What is CSRD Value Chain Cap (Phase-In)?

Two distinct mechanisms limit value chain reporting obligations, and they overlap in time without replacing each other.

The first is the ESRS 1.132–133 transitional phase-in. During the first three financial years of an entity's CSRD reporting, paragraph 133(a) permits the entity to restrict value chain information in policies, actions, and targets disclosures to data already available in-house or publicly accessible. Paragraph 133(b) goes further for metrics: the entity may omit upstream and downstream value chain data entirely, except for datapoints derived from other EU legislation listed in ESRS 2 Appendix B. Paragraph 132 requires the entity to explain what data gaps remain, what efforts it made, and how it plans to close them. From the fourth reporting year, ESRS 1.63 applies in full.

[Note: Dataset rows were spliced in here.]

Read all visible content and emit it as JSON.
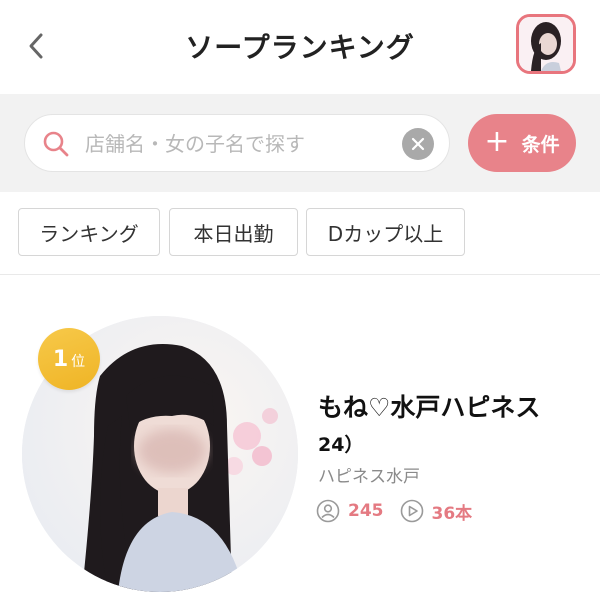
{
  "header": {
    "title": "ソープランキング",
    "back_icon": "chevron-left-icon"
  },
  "search": {
    "placeholder": "店舗名・女の子名で探す",
    "value": "",
    "filter_label": "条件",
    "accent": "#e8838a"
  },
  "chips": [
    {
      "label": "ランキング"
    },
    {
      "label": "本日出勤"
    },
    {
      "label": "Dカップ以上"
    }
  ],
  "ranking": {
    "items": [
      {
        "rank": "1",
        "rank_suffix": "位",
        "name": "もね♡水戸ハピネス",
        "age": "24）",
        "shop": "ハピネス水戸",
        "followers": "245",
        "videos": "36本"
      }
    ],
    "badge_color": "#f2bb2f",
    "stat_color": "#e47a82"
  }
}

The second mechanism is the Omnibus I permanent cap. Directive (EU) 2026/470 inserted a value chain information ceiling into Article 19a of the Accounting Directive. Entities in a reporter's value chain that average fewer than 1,000 employees during the financial year may refuse to provide information exceeding the scope of a voluntary standard the European Commission will adopt by delegated act within four months of entry into force. That voluntary standard draws on EFRAG's VSME framework. The cap protects all sub-1,000-employee entities, not only those meeting the EU SME definition.

The two mechanisms serve different purposes. The phase-in gives reporters time to build data collection infrastructure. The permanent cap protects smaller value chain partners from disproportionate information demands indefinitely.

Worked example: Fernandez Distribucion S.L.

Client: Spanish wholesale distribution company, FY2026, revenue EUR 34M, IFRS reporter. Fernandez is a wave-one CSRD reporter (large undertaking, 1,400 employees) filing its third sustainability statement. It sources products from 220 suppliers across southern Europe, 195 of which have fewer than 1,000 employees.

Step 1 — Determine remaining transitional relief: FY2026 is Fernandez's third reporting year under the ESRS. The ESRS 1.133 phase-in still applies. From FY2027, the full value chain disclosure requirement under ESRS 1.63 takes effect.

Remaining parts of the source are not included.